Ancient weather records, including details gleaned from monks' diaries, are helping scientists work out how and why climates have changed over the past 500 years.

Researchers found the historic data, from the likes of weather station archives and harvest records, closely matched modern computer simulations of European climate patterns over the past five centuries.

They say their findings will lead to more accurate predictions of climate change and suggest greenhouse gas emissions will shape the climate in future in a "significant and visible" way.

The study was carried out by the University of Edinburgh in collaboration with the Justus-Liebig University of Giessen in Germany, and the Universities of Bern and Madrid.

Professor Gabi Hegerl, of Edinburgh's School of GeoSciences, said the archives revealed a considerable amount of interesting information, particularly relating to the last 300 years.

Sparse

She said: "Five hundred years ago, the records were quite sparse, but there is a lot of data going back to the 19th century and quite a lot of data from the 17th and 18th centuries.

"Around 1675 it gets quite sparse. Before that, we're working from monks' diaries and harvest records and all kinds of indirect evidence about whether they experienced warm or cold summers and winters.

"The records are much more accurate when you go past 1675 and the good thing is a lot of interesting things happened after that time.

"Around 1700 and the early 19th century, for example, there were very cold winters. That's been captured quite well in the records."

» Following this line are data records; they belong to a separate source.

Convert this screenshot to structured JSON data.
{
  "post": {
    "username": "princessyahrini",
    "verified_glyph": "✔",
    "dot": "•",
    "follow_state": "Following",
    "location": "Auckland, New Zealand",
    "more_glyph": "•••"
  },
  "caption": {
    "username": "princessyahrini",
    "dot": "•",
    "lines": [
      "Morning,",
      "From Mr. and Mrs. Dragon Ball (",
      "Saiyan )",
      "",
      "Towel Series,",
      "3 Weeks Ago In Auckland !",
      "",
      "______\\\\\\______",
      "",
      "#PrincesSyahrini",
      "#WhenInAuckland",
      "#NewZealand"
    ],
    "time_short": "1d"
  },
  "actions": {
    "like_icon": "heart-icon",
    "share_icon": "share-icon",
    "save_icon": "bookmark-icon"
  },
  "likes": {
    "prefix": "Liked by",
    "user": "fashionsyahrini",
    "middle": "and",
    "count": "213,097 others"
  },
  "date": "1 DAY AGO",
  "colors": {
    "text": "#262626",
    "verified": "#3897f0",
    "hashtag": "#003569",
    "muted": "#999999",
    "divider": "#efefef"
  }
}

The computer simulations took account of influences on the weather, such as volcanic activity, variations in the sun's temperature and - more recently - an increase in greenhouse gases.

European

Scientists say the results, backed up by the historic records, suggest that present-day greenhouse gas emissions will play an important role in shaping future European climate.

Prof Hegerl, who led the study, said current human behaviour is "definitely going to shape the climate in a significant and visible way".

She said: "Our work shows that external influences on the weather are important, and that even small changes in factors outside the climate system have a significant effect.

"The climate models seem to be working quite well for the past, so we should expect that - at least when it comes to temperature - they will do well for the future. It indicates that the predictions might be on target."

Prof Hegerl said she next intends to look in detail at the causes of the cold winters in the late 16th and early 19th centuries, and at changes in rainfall, as well as looking at the climates of the tropics and southern hemisphere over the past 500 years.

The study, supported by the Natural Environment Research Council, the US National Science Foundation and the European Union, was published in the journal Nature Geoscience.